What is the extent of migration by non-tribal groups?
- In the 1881 Census, tribals constituted 63.77% of Tripura’s population; in 2011, this was down to 31.80%.
- This followed the migration of 6.10 lakh Bengalis between 1947 and 1971, displaced from then East Pakistan.
- The enormity of the influx shows when one compares these 6.10 lakh to the entire state’s 1951 population, which was 6.39 lakh.
- While migration was high after Partition, it wasn’t entirely absent before 1947.
- The Manikya kings had hired Bengalis from their estate in Chakla Roshanabad (now in Bangladesh) to work in its administration, and encouraged them to settle in the plains to spread settled cultivation.
Bengalis in Tripura
- According to Language Census 2011, Bengali was the mother tongue of 24.14 lakh people in Tripura.
- This represents 2/3rds of the 36.74 lakh population, and almost three times the 8.87 lakh who speak Kokborok (a language of the Tibeto-Burman family and the mother tongue of the largest tribal groups).
- In 1979, Kokborok was accorded the status of official language, alongside Bengali and English.
- It uses the Bengali script; indigenous groups have been demanding recognition of the Roman script for Kokborok.

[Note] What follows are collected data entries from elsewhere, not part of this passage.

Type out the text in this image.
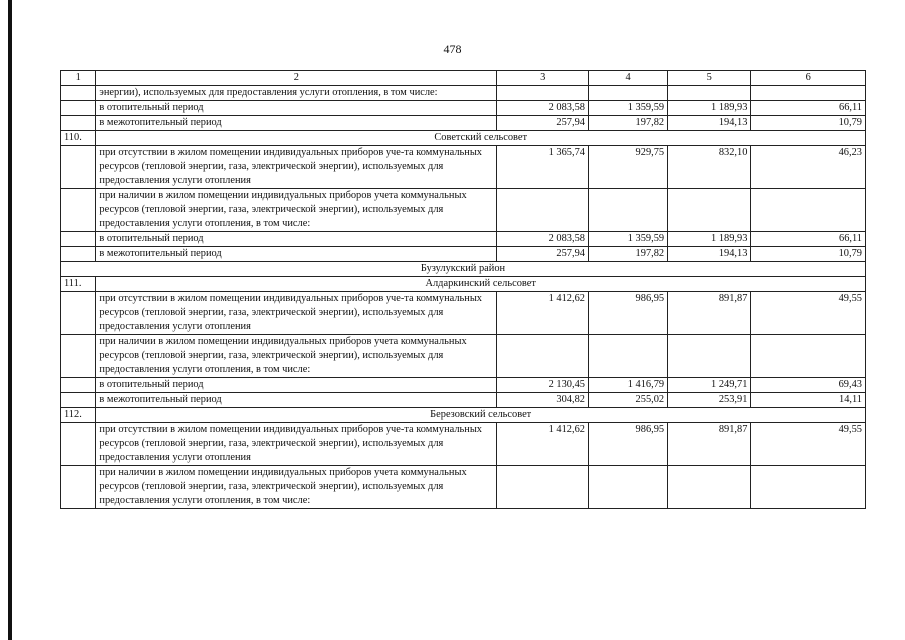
478
1	2	3	4	5	6
	энергии), используемых для предоставления услуги отопления, в том числе:				
	в отопительный период	2 083,58	1 359,59	1 189,93	66,11
	в межотопительный период	257,94	197,82	194,13	10,79
110.	Советский сельсовет				
	при отсутствии в жилом помещении индивидуальных приборов уче-та коммунальных ресурсов (тепловой энергии, газа, электрической энергии), используемых для предоставления услуги отопления	1 365,74	929,75	832,10	46,23
	при наличии в жилом помещении индивидуальных приборов учета коммунальных ресурсов (тепловой энергии, газа, электрической энергии), используемых для предоставления услуги отопления, в том числе:				
	в отопительный период	2 083,58	1 359,59	1 189,93	66,11
	в межотопительный период	257,94	197,82	194,13	10,79
Бузулукский район					
111.	Алдаркинский сельсовет				
	при отсутствии в жилом помещении индивидуальных приборов уче-та коммунальных ресурсов (тепловой энергии, газа, электрической энергии), используемых для предоставления услуги отопления	1 412,62	986,95	891,87	49,55
	при наличии в жилом помещении индивидуальных приборов учета коммунальных ресурсов (тепловой энергии, газа, электрической энергии), используемых для предоставления услуги отопления, в том числе:				
	в отопительный период	2 130,45	1 416,79	1 249,71	69,43
	в межотопительный период	304,82	255,02	253,91	14,11
112.	Березовский сельсовет				
	при отсутствии в жилом помещении индивидуальных приборов уче-та коммунальных ресурсов (тепловой энергии, газа, электрической энергии), используемых для предоставления услуги отопления	1 412,62	986,95	891,87	49,55
	при наличии в жилом помещении индивидуальных приборов учета коммунальных ресурсов (тепловой энергии, газа, электрической энергии), используемых для предоставления услуги отопления, в том числе:				
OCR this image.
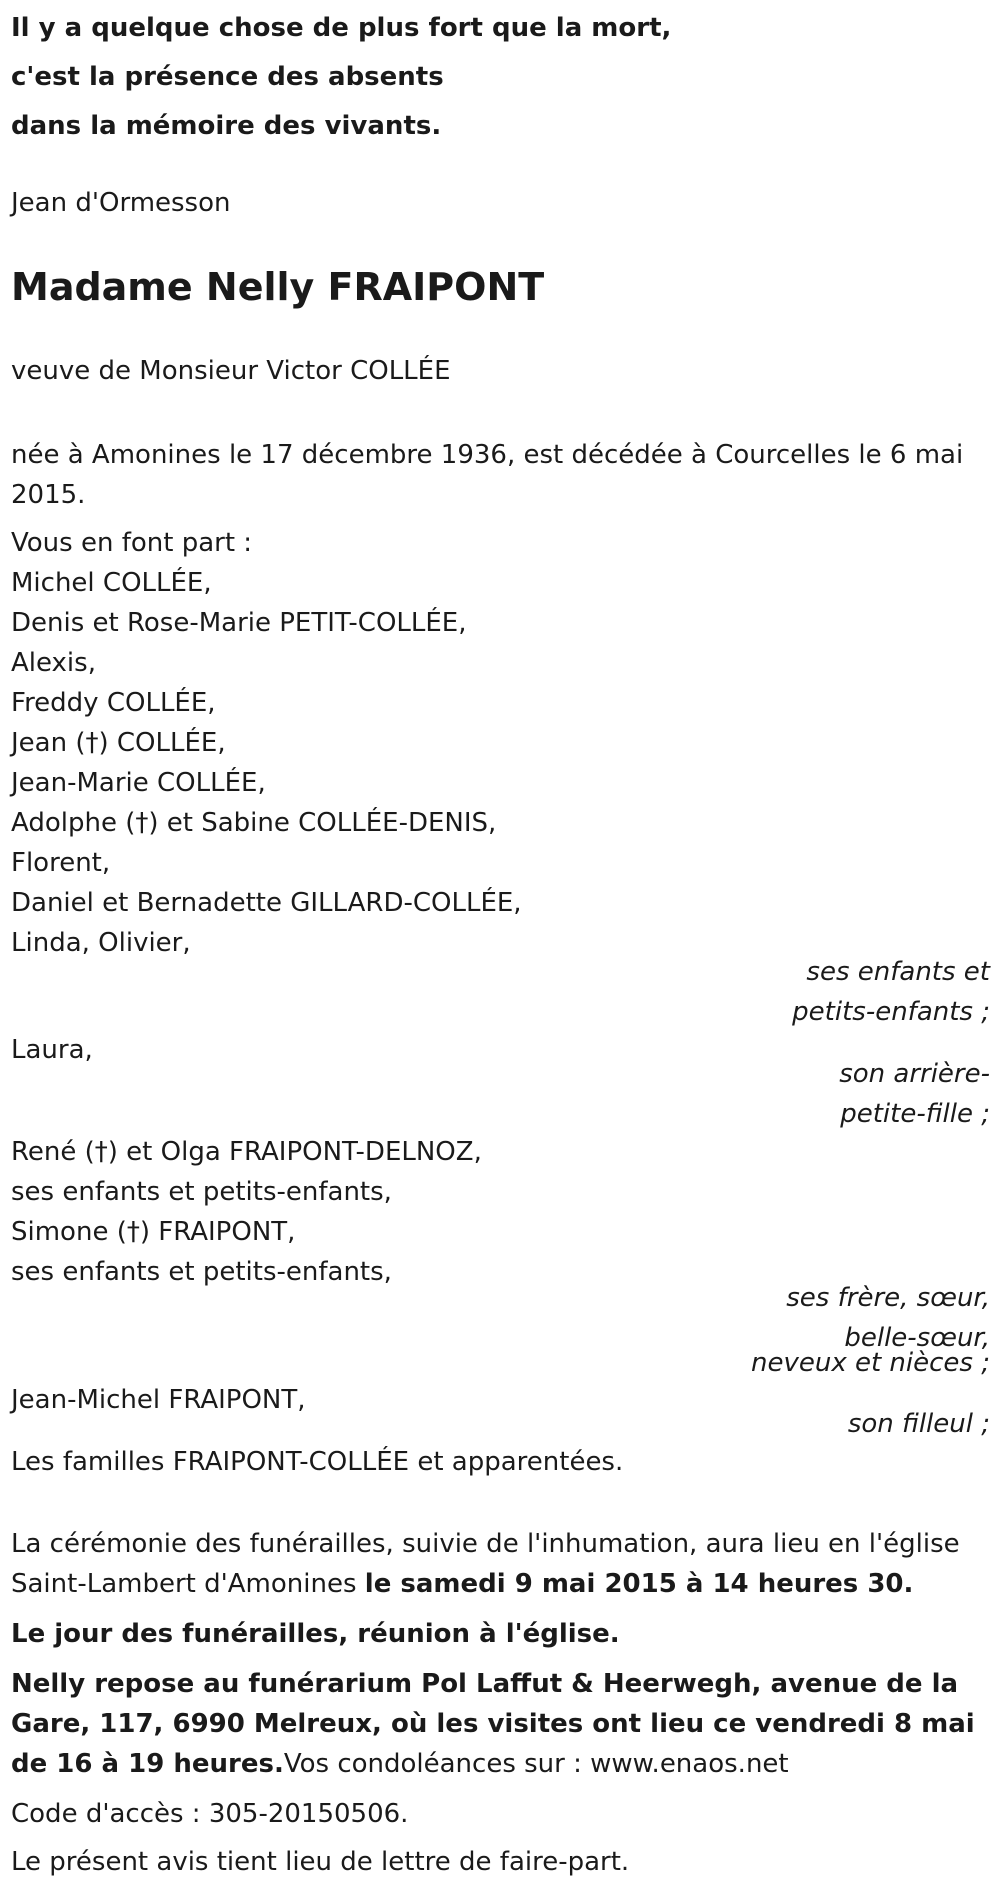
Il y a quelque chose de plus fort que la mort,
c'est la présence des absents
dans la mémoire des vivants.
Jean d'Ormesson
Madame Nelly FRAIPONT
veuve de Monsieur Victor COLLÉE
née à Amonines le 17 décembre 1936, est décédée à Courcelles le 6 mai 2015.
Vous en font part :
Michel COLLÉE,
Denis et Rose-Marie PETIT-COLLÉE,
Alexis,
Freddy COLLÉE,
Jean (†) COLLÉE,
Jean-Marie COLLÉE,
Adolphe (†) et Sabine COLLÉE-DENIS,
Florent,
Daniel et Bernadette GILLARD-COLLÉE,
Linda, Olivier,
ses enfants et
petits-enfants ;
Laura,
son arrière-
petite-fille ;
René (†) et Olga FRAIPONT-DELNOZ,
ses enfants et petits-enfants,
Simone (†) FRAIPONT,
ses enfants et petits-enfants,
ses frère, sœur,
belle-sœur,
neveux et nièces ;
Jean-Michel FRAIPONT,
son filleul ;
Les familles FRAIPONT-COLLÉE et apparentées.
La cérémonie des funérailles, suivie de l'inhumation, aura lieu en l'église Saint-Lambert d'Amonines le samedi 9 mai 2015 à 14 heures 30.
Le jour des funérailles, réunion à l'église.
Nelly repose au funérarium Pol Laffut & Heerwegh, avenue de la Gare, 117, 6990 Melreux, où les visites ont lieu ce vendredi 8 mai de 16 à 19 heures.Vos condoléances sur : www.enaos.net
Code d'accès : 305-20150506.
Le présent avis tient lieu de lettre de faire-part.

- The dominance of Bengali, however, cannot be attributed to recent migration alone. It was the official court language of princely Tripura at a time when English was the official language of Bengal.
- Manikya kings promoted Bengali.
- Rabindranath Tagore visited Tripura seven times, and was accorded the title of “Bharat Bhaskar” by the royal house, which also donated during the construction of Visva Bharati University.
Migration issues in past
- Bhaumik, who has authored Troubled Periphery: The Crisis of India’s North East, said the first tribal insurgent group to emerge was the Sengkrak (Clenched Fist) in the 1960s.
- On June 5, 1980, insurgents massacred nearly 350 Bengalis in west Tripura, followed by another 1,000 killings over the next few days.
- In 1988, the militant group Tripura National Volunteers (TNV), entered into a peace agreement with New Delhi, but rebels formed a splinter group, National Liberation Front of Tripura (NLFT) in 1992.
- The All Tripura Tribal Force (ATTF) was formed in 1990, later renamed All Tripura Tiger Force.
- According to the South Asia Terrorism Portal, 2509 civilians, 455 security personnel and 519 insurgents were killed between 1992 and 2012.
- ‘Understanding Tipraland movement through migration in Tripura’, a paper by scholars Mrinal Kanti Deb and Aurobindo Mahato, identifies “land alienation” as the root cause behind ethnic strife.
How are the tribal politically represented in Tripura?
- Of 60 Assembly constituencies, 20 are ST-reserved.
- The Tripura Tribal Autonomous District Council, covering 2/3rds (7,332 sq km) of the state’s area, was set up in 1979 and brought under the Sixth Schedule in 1985.
- Till date, the state has had only one tribal Chief Minister — the late Dasarath Deb (CPM, 1993-98).